我正在尝试创建一个FUNCTION来获取所输入参数的位置,当我测试该函数时它输入的ID不起作用它会给出错误ORA-00923
create or replace FUNCTION GET_LOCATION (l_con_id in NUMBER)
RETURN VARCHAR2
AS
LOCATION VARCHAR2(30);
BEGIN
SELECT LOCATION
INTO LOCATION
FROM LDS_CONSULTANT
WHERE CONSULTANT_ID = l_con_id;
RETURN LOCATION;
END;
答案 0 :(得分:1)
这是我的建议。
首先,一个简单的测试用例:
SQL> create table lds_consultant
2 (consultant_id number,
3 location varchar2(30));
Table created.
SQL> insert into lds_consultant
2 select 1, 'New York' from dual union
3 select 2, 'London' from dual;
2 rows created.
功能:
SQL> create or replace function get_location
2 (par_consultant_id in lds_consultant.consultant_id%type)
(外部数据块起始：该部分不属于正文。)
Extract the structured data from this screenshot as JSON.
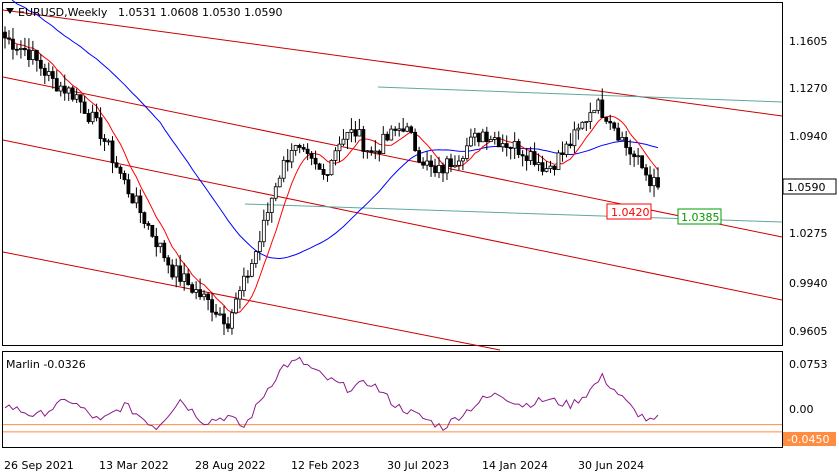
{
  "header": {
    "symbol": "EURUSD,Weekly",
    "ohlc": "1.0531 1.0608 1.0530 1.0590"
  },
  "indicator": {
    "label": "Marlin -0.0326"
  },
  "colors": {
    "candle": "#000000",
    "ma_red": "#ff0000",
    "ma_blue": "#0000ff",
    "channel": "#cc0000",
    "teal": "#5fa8a0",
    "oscillator": "#8b1a8b",
    "level_orange": "#ff8c40",
    "label_red": "#ff0000",
    "label_green": "#009900"
  },
  "chart_data": [
    {
      "type": "candlestick",
      "title": "EURUSD,Weekly 1.0531 1.0608 1.0530 1.0590",
      "x_ticks": [
        "26 Sep 2021",
        "13 Mar 2022",
        "28 Aug 2022",
        "12 Feb 2023",
        "30 Jul 2023",
        "14 Jan 2024",
        "30 Jun 2024"
      ],
      "y_ticks": [
        "1.1605",
        "1.1270",
        "1.0940",
        "1.0275",
        "0.9940",
        "0.9605"
      ],
      "ylim": [
        0.948,
        1.184
      ],
      "current_price": "1.0590",
      "annotations": [
        {
          "text": "1.0420",
          "color": "red"
        },
        {
          "text": "1.0385",
          "color": "green"
        }
      ],
      "close_path": [
        [
          0,
          1.16
        ],
        [
          6,
          1.15
        ],
        [
          12,
          1.13
        ],
        [
          18,
          1.12
        ],
        [
          24,
          1.095
        ],
        [
          30,
          1.06
        ],
        [
          36,
          1.03
        ],
        [
          42,
          1.0
        ],
        [
          48,
          0.985
        ],
        [
          52,
          0.975
        ],
        [
          56,
          0.965
        ],
        [
          60,
          0.99
        ],
        [
          64,
          1.02
        ],
        [
          68,
          1.06
        ],
        [
          72,
          1.085
        ],
        [
          76,
          1.075
        ],
        [
          80,
          1.065
        ],
        [
          84,
          1.09
        ],
        [
          88,
          1.095
        ],
        [
          92,
          1.08
        ],
        [
          96,
          1.09
        ],
        [
          100,
          1.1
        ],
        [
          104,
          1.08
        ],
        [
          108,
          1.065
        ],
        [
          112,
          1.075
        ],
        [
          116,
          1.085
        ],
        [
          120,
          1.095
        ],
        [
          124,
          1.09
        ],
        [
          128,
          1.085
        ],
        [
          132,
          1.08
        ],
        [
          136,
          1.07
        ],
        [
          140,
          1.08
        ],
        [
          144,
          1.095
        ],
        [
          148,
          1.115
        ],
        [
          152,
          1.105
        ],
        [
          156,
          1.085
        ],
        [
          160,
          1.07
        ],
        [
          164,
          1.055
        ]
      ]
    },
    {
      "type": "line",
      "title": "Marlin -0.0326",
      "y_ticks": [
        "0.0753",
        "0.00"
      ],
      "ylim": [
        -0.085,
        0.085
      ],
      "level": "-0.0450"
    }
  ]
}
3 return lds_consultant.location%type
4 is
5 l_location lds_consultant.location%type;
6 begin
7 select max(l.location)
8 into l_location
9 from lds_consultant l
10 where l.consultant_id = par_consultant_id;
11 return l_location;
12 end;
13 /
Function created.
最后,您调用它的方式:标准方式选择......来自双:
SQL> select get_location(2) result_1,
2 get_location(-1) result_2
3 from dual;
RESULT_1 RESULT_2
------------------------------ ------------------------------
London
SQL>
<强> [编辑]
由于Apex使用PL / SQL,您必须声明一个局部变量并将该函数的结果放入其中。像这样:
declare
l_result lds_consultant.location%type;
begin
l_result := get_location(:P1_CONSULTANT_ID);
end;
或者,如果是报告,则将其作为
包含在SELECT语句中select l.consultant_id,
l.consultant_name,
get_location(l.consultant_id) location
from lds_consultant l
order by l.consultant_name;
顺便说一句,从双中选择适用于Oracle中的任何地方(包括Apex)。